It's also worth building up trust before you try to handle him - talk to him a lot and just be near him. If he's not clipped it can be worthwhile leaving the cage door open when you're near if it's safe, so he can hop out if he likes and build confidence. My tiel Quinn's afraid of hands but after I started to help him develop general confidence he's become better with hands and even flies over to my should of his own free will sometimes.

What I did with Quinn initially when he tried to fly off was take him out with a perch, block the cage with my chest and pull him into it with the perch, then gently cup my hand around his back. He's fairly comfortable with that and seems to feel secure, far more so than if I try to get him to perch on my hand.

It sounds like Avalanche is clipped... if he's crash landing, maybe his clip is too severe or not even enough?
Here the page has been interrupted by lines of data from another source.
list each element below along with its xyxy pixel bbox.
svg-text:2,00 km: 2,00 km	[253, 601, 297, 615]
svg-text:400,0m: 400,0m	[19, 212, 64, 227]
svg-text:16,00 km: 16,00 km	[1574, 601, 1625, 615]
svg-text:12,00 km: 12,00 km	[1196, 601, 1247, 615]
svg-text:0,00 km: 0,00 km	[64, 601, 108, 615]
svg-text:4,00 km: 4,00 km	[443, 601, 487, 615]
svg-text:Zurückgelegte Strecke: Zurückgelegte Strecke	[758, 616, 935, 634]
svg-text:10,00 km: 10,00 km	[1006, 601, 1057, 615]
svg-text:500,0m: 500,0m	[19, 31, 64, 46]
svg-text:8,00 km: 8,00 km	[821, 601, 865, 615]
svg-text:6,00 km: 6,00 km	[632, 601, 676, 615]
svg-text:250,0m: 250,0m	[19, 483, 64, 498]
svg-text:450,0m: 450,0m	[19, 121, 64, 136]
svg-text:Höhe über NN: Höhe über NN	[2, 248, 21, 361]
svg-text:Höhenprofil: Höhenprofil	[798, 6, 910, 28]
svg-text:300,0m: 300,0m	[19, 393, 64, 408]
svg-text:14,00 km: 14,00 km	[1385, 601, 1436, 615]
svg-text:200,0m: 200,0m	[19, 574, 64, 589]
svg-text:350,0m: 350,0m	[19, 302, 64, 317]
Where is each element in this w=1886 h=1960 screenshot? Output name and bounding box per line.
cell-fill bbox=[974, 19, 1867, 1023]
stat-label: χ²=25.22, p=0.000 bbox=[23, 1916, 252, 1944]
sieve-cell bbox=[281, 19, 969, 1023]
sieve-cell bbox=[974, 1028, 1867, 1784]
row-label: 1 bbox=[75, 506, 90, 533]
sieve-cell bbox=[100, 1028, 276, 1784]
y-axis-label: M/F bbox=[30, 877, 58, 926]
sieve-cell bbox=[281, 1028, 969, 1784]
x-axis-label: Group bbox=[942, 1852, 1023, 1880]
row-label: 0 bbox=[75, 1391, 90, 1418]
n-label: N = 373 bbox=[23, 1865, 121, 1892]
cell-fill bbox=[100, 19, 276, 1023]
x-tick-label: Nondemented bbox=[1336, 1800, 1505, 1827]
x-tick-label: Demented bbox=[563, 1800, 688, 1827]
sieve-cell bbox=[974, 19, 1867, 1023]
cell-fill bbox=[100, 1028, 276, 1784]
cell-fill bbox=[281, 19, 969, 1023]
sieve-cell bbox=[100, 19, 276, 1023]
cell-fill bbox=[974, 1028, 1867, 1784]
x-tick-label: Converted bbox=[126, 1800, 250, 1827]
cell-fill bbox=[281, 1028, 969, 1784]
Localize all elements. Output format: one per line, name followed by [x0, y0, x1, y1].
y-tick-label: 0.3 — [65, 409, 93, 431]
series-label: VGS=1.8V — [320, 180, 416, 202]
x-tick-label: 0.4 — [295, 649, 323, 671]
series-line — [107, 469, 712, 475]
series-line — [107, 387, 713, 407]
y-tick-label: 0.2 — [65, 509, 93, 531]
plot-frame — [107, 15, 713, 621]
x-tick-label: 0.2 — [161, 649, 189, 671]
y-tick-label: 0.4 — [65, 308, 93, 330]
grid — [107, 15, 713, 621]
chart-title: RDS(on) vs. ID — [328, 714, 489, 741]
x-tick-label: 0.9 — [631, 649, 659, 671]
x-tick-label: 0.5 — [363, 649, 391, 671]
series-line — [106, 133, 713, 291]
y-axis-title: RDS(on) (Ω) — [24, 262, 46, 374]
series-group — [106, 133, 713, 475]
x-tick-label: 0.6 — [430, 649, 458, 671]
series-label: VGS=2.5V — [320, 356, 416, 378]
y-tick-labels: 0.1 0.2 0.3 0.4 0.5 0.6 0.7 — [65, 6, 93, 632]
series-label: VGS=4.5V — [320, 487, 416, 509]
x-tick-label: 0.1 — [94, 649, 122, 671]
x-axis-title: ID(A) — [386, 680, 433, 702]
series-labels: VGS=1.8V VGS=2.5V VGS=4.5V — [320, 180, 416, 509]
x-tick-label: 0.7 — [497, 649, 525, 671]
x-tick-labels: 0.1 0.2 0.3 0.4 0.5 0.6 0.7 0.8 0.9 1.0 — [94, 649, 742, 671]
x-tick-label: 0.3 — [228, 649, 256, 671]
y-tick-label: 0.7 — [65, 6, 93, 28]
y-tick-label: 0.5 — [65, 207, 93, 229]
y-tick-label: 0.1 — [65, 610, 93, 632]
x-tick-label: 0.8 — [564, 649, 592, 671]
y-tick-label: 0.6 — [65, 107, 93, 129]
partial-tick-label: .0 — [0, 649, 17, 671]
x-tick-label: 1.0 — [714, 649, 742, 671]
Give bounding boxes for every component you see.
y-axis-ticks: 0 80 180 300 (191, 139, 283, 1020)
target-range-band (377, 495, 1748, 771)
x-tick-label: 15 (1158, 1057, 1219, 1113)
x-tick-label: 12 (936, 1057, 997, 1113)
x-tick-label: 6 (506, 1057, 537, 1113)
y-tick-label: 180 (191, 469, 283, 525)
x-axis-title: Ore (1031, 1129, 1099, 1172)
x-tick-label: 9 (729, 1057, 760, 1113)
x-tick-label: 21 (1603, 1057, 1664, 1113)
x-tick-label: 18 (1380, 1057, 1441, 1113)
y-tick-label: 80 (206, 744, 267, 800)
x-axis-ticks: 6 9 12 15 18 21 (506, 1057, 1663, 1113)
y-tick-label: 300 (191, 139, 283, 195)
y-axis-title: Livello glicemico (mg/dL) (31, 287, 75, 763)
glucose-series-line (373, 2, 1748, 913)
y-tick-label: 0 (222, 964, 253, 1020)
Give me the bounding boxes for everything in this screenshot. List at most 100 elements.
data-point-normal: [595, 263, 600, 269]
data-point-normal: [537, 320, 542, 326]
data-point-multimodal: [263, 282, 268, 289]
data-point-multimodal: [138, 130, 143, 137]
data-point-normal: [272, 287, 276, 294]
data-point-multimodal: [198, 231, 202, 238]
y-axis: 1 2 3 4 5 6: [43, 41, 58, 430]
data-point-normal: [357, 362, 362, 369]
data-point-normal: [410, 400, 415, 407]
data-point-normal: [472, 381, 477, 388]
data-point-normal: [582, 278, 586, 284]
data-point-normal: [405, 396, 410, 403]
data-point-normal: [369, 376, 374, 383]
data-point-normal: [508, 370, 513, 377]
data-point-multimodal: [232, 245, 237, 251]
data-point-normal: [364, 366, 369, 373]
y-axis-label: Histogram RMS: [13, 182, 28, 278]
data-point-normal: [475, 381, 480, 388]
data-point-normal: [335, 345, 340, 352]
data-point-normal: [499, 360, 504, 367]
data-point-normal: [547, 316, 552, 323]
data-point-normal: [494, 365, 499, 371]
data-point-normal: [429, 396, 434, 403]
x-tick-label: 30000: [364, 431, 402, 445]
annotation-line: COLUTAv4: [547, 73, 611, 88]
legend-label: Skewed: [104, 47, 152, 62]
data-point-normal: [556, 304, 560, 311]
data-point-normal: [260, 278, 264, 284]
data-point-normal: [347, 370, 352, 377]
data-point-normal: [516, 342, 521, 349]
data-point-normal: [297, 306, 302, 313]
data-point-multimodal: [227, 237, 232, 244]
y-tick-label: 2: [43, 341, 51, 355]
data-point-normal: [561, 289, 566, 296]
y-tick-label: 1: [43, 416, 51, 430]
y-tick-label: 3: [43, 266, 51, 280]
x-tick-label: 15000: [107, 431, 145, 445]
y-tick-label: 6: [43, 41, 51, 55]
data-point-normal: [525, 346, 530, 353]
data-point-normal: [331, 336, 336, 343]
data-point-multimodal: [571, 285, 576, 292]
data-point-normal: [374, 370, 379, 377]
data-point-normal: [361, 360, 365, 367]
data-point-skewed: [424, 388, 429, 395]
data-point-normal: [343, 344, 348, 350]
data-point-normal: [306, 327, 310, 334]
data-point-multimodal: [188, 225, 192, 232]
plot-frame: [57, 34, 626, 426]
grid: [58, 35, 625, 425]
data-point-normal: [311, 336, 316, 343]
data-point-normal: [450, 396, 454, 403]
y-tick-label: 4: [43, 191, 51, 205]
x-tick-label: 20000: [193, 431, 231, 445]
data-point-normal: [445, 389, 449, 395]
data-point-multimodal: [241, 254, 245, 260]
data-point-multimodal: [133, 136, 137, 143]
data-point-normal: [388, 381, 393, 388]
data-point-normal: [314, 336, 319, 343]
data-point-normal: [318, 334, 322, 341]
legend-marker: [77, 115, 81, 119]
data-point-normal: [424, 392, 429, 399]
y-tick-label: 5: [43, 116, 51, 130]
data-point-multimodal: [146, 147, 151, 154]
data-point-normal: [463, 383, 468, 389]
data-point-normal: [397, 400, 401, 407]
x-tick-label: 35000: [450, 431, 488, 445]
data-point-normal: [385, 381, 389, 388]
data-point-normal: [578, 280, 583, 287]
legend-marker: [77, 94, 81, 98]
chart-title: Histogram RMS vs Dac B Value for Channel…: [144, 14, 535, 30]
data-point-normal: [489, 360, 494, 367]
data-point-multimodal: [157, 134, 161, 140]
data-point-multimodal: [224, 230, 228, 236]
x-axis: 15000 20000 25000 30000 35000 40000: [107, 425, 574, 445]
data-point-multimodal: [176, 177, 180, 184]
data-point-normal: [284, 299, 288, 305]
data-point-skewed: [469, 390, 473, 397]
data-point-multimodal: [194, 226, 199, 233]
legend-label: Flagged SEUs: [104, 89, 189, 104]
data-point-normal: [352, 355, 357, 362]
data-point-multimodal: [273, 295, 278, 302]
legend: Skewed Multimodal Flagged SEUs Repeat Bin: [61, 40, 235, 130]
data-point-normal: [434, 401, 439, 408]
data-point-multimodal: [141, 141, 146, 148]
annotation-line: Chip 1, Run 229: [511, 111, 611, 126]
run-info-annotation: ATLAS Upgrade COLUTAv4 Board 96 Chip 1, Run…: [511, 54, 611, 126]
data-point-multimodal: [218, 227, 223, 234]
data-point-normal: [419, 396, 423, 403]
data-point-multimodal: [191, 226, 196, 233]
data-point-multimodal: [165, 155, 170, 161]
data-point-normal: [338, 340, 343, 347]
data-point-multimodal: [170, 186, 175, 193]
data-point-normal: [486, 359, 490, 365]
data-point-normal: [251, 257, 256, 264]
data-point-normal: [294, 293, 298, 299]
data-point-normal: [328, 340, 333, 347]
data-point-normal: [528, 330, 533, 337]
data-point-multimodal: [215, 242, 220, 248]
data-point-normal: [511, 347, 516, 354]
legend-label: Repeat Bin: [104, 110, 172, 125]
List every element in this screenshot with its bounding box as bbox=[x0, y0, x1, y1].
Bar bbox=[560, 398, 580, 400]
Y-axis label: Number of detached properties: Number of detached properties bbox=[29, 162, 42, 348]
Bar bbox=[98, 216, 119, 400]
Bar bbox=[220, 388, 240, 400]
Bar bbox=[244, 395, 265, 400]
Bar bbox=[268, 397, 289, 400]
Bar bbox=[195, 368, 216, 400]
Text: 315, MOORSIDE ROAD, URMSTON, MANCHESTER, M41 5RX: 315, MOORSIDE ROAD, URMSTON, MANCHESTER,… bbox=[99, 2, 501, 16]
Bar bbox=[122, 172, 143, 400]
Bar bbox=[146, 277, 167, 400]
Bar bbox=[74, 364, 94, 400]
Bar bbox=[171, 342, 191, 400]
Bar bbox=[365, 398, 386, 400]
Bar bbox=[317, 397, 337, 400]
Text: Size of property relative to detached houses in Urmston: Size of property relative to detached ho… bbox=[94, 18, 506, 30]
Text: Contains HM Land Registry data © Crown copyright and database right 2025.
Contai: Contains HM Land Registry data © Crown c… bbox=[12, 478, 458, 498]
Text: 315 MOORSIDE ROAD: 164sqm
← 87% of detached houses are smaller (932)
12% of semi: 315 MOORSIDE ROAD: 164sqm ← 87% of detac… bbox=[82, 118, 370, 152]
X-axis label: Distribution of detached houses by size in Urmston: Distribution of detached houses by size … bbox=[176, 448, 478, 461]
He should be able to land okay most of the time, even if he's one of those tiels who's a natural butt-landing klutz.


----------



## sweetrsue (Jul 8, 2008)

I think he will always be afraid of hands if his experience with yours is ofter feathers being pulled out. I know your doing it for a good reason but it can't help with trying to build trust.


----------



## crazy4tiels88 (Aug 10, 2008)

LOL yeah probally is, but I have had tiels I couldn't handle and he's the worst of them all and he bit me yesterday!! Popeye was mean and drew blood and wasn't handled enough for 9 years untill I got him then he changed and now I can handle him! Chiquita was skitish when I got her as a baby and now she's handable, Ivory was very untame but she was a aviary bird before I got her and now shes very tame and lets me scratch her head. I wonder if he was better off in a aviary where he gets no human conection then with me? Cause I like birds that you can handle and this frustrates me, I guess I have no patience... Thanks, Melissa


----------



## Danielle (Aug 15, 2008)

I wouldn't give up on him. It does take a lot of patience, but you should be able to get him to the point where he doesn't bite you, even if he hisses or lunges at your hands. He might never be 'tame', not all birds tame down. It's certainly easier to put him in an aviary, but I wouldn't think it's better for him. 

I'd also stop pulling any blood feathers unless they were really a problem (bleeding profusely and not showing signs of clotting or slowing down). 
Preventing him from flying away would be a much better solution, and body blocking works well in that regard. If you hold him into your chest you might get a few bites, but in general most animals give up biting when you don't flinch and they realise it's ineffective.


----------